For some reason, after carefully crafting a section around Noll’s premise that promotion and relegation push wages ever upward, Deloitte sums up their argument by firing Chekhov’s Gun at Williams’ Glass Menagerie:
Also, if structured correctly, costs can be aligned with promotion and relegation. The inclusion of relegation and promotion clauses stipulating different salary levels according to what division the team is playing in within player contracts is an increasing part of clubs’ business planning, and there is no reason why this principle could not be effectively deployed or indeed mandated within the US club soccer pyramid.

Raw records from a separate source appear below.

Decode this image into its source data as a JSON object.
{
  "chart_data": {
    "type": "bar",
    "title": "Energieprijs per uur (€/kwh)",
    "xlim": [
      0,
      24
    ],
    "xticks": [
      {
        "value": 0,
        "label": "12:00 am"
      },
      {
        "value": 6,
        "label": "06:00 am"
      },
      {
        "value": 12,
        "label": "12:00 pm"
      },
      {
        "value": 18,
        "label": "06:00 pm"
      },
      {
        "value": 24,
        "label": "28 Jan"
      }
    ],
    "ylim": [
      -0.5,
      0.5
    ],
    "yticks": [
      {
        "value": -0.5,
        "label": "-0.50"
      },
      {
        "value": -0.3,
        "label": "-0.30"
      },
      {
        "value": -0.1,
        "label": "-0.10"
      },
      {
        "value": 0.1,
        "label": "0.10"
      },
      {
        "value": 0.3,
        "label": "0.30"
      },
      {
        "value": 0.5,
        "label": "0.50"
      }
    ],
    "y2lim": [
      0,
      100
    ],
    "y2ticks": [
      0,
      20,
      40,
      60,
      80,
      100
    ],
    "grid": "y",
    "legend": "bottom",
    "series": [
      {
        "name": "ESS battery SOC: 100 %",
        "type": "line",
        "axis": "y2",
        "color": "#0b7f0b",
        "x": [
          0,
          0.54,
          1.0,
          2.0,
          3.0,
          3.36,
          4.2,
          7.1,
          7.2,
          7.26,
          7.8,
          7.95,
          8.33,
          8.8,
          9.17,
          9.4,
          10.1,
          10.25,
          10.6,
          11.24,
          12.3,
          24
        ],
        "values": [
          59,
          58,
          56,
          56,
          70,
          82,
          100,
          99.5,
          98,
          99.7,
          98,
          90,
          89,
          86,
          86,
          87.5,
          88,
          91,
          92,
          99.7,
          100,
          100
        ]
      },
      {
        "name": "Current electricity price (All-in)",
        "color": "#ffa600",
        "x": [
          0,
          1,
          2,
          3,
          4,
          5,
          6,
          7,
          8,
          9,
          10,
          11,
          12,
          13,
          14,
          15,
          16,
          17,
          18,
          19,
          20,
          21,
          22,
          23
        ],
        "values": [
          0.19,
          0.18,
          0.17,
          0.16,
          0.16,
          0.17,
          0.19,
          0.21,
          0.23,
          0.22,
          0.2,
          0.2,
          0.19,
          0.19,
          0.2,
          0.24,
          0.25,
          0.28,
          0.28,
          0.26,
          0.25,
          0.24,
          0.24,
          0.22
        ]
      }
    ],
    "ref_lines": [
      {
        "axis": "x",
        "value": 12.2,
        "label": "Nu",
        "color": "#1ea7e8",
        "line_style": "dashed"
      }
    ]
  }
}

Agree or disagree, “Promotion and relegation will inevitably force global wages up, unless some bureaucracy steps in” wasn’t exactly Noll’s point.
I also invite the reader to picture US Soccer forcing such a mandate on MLS, and the league then imposing this on the Players Union. Dozens of lawyers. Hundreds of boat payments.
There is, in fact, a handy real-world model of an extremely competitive and lucrative series of athletic competitions where wages are artificially depressed. It’s called college athletics. Leave it to Deloitte to propose combining the most useless aspects of international soccer with the worst American sports has to offer.
In part five, we learn that promotion and relegation lead to better players! We don’t learn how, mind you, we just learn it. It’s like a cargo cult without the island paradise.
EDIT - nothing important, some clarification cleanups, that's it, I promise.
EDIT EDIT - ugh, meant "paragraph" and not "sentence" in the cheap shot at the top.